The score is not profit.
A high score does not automatically mean the EA makes a lot of money. It means the original result appears more stable and representative when the market path changes.

Consistency is not profitability.
Consistency measures stability across worlds, not how much money the strategy makes.

A good original backtest is not enough.
The key question is whether similar behavior is maintained when the strategy is tested across many synthetic worlds.

A low score usually suggests path dependence.
This means the strategy may depend too much on the exact historical path that happened in reality.

Bias should be read together with Consistency.
A setup may look good in the original execution and still be weak under alternative paths. Bias helps detect whether the original looks unusually favored; Consistency helps confirm whether that behavior repeats.

Downside matters even when the score is acceptable.
A setup may still show significant risk in the worst synthetic cases, so poor downside should not be ignored.

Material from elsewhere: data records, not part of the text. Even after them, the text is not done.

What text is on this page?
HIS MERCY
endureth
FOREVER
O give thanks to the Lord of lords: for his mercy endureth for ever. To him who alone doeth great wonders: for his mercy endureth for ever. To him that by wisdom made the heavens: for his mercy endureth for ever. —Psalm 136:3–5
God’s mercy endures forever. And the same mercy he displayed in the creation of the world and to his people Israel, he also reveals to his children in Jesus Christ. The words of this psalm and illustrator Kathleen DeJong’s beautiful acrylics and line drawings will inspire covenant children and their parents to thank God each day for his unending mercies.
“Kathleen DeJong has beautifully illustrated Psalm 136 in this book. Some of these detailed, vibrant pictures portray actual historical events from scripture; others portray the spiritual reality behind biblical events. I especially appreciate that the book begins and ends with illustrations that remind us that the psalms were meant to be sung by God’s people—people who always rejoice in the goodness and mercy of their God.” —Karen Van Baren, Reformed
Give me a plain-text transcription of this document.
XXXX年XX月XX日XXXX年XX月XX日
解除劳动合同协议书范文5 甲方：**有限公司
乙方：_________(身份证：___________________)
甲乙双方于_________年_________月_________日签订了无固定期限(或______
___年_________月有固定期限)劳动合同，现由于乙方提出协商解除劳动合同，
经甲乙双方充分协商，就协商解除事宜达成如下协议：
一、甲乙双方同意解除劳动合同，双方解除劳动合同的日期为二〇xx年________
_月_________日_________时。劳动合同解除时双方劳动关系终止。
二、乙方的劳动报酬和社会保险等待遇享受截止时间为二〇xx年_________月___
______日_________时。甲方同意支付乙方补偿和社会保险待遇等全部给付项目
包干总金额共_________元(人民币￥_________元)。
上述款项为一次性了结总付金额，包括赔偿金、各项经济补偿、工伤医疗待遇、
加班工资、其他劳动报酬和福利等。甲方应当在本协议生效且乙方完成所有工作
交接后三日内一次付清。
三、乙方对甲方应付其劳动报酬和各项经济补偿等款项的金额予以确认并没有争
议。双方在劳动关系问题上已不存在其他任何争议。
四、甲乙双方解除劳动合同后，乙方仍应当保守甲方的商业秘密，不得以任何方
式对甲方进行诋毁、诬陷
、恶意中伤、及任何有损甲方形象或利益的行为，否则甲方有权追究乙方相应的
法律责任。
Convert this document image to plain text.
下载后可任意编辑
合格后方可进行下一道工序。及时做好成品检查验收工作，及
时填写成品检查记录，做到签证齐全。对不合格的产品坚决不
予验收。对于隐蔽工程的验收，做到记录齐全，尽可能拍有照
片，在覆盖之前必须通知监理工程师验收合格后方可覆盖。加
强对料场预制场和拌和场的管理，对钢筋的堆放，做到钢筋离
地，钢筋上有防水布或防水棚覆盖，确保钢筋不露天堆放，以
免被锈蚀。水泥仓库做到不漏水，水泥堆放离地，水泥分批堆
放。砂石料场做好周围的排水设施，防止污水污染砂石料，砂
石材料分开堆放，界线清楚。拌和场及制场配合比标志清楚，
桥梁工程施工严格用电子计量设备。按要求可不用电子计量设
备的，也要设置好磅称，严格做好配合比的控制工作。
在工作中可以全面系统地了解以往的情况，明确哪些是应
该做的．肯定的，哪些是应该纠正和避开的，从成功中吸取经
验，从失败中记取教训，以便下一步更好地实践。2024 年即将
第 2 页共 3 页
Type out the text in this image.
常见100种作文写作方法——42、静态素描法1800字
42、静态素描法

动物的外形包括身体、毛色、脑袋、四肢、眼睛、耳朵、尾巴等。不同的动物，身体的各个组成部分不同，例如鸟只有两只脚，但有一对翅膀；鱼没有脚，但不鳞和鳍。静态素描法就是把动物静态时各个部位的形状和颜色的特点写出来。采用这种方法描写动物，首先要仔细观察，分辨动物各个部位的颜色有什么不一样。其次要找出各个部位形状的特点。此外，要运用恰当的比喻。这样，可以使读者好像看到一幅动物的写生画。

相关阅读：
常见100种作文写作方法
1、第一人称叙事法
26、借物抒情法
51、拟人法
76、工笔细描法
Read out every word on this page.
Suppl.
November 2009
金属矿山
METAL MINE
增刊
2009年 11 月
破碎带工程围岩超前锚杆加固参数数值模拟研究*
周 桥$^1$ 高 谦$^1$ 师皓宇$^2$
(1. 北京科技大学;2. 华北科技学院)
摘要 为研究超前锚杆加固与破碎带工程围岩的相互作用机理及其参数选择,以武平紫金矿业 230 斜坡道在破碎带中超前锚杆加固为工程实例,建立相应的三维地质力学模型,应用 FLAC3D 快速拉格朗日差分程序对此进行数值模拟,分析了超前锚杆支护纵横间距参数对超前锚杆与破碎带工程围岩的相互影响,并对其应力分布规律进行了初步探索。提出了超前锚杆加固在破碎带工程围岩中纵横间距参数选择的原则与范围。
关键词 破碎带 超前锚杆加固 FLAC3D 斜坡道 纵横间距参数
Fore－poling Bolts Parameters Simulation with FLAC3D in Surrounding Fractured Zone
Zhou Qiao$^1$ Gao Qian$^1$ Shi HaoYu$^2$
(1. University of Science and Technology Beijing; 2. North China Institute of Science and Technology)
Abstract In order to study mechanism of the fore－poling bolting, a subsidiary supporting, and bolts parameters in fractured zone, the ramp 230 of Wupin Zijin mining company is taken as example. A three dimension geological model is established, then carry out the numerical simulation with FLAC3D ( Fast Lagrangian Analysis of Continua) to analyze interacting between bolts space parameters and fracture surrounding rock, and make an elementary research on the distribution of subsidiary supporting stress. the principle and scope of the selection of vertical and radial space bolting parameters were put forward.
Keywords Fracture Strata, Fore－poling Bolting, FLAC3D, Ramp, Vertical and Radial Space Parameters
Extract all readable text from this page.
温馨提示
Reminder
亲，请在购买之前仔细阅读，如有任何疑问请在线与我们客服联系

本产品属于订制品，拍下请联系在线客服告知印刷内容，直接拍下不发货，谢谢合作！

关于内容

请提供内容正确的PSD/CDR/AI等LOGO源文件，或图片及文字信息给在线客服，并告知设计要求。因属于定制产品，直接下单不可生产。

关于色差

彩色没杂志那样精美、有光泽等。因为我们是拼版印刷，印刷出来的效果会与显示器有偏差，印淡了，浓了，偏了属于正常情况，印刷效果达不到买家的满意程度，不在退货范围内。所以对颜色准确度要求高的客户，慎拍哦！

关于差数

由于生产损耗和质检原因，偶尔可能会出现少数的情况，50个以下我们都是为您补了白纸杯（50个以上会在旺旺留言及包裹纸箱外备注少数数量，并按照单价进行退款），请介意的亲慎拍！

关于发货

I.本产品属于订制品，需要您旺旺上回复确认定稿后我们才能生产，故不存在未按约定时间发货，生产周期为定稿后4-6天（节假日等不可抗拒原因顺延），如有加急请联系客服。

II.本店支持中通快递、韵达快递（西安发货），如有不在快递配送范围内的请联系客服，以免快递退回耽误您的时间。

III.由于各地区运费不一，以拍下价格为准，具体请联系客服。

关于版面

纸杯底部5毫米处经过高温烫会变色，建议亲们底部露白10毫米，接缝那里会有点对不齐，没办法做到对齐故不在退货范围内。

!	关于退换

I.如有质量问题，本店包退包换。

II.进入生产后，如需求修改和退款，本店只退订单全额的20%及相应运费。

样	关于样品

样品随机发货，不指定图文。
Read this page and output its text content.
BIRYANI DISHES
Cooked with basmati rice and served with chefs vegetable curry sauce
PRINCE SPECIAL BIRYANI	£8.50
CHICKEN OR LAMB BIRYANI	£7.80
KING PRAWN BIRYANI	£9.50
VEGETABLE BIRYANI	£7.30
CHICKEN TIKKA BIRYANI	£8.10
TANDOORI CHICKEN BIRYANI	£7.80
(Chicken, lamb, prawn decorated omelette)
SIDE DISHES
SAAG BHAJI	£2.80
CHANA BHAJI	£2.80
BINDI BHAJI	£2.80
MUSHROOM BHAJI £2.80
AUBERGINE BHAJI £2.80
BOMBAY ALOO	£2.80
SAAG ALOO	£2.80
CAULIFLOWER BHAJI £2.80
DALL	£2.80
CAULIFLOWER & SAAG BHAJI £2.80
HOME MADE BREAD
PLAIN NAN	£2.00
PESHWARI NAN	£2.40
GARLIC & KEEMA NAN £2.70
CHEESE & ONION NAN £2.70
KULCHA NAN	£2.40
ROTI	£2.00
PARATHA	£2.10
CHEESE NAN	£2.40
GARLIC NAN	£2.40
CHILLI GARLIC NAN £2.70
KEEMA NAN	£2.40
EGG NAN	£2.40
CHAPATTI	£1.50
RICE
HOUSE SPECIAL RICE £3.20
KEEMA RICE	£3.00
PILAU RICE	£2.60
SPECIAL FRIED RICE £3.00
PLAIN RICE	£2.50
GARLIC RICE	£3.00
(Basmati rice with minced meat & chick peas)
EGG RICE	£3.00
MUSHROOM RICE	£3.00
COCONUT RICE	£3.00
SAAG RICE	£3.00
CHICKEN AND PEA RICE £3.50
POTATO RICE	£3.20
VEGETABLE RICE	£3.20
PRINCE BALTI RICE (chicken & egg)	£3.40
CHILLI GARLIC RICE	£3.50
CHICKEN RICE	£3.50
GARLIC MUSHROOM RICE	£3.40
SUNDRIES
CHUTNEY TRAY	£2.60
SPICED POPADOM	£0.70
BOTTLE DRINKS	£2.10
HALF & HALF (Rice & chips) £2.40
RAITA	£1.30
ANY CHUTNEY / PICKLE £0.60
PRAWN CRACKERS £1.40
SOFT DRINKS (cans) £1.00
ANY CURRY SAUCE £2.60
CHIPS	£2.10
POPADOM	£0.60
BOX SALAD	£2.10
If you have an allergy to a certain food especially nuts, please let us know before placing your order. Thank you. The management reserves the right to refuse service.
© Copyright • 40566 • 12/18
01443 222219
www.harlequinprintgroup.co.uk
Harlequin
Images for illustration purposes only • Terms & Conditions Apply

Viability indicates survival, not excellence.
A high viability reading means the setup stays above the acceptability threshold more often, but it does not guarantee superior performance.

Natural Interpretation is a summary, not a substitute.
Use it as a quick explanatory layer, but rely on the metric details when you need deeper judgment.

Rejected worlds are not necessarily a problem.
If a world is rejected during generation or validation, it usually means the quality filter is doing its job.

Preview Worlds is visual, not the final verdict.
The Scenario Map helps you inspect behavior, but the real interpretation comes from consistency, robustness, and the optimization analysis.

Delete Worlds is not just cleanup.
In addition to removing the synthetic symbols, this action helps return the environment to its original state when a valid session snapshot exists.


Final outcome

Once the process is complete, AntiOverfit PRO will have evaluated how your strategy behaves across multiple plausible synthetic markets, allowing you to determine whether the original backtest reflects consistent robustness or excessive dependence on the real historical path.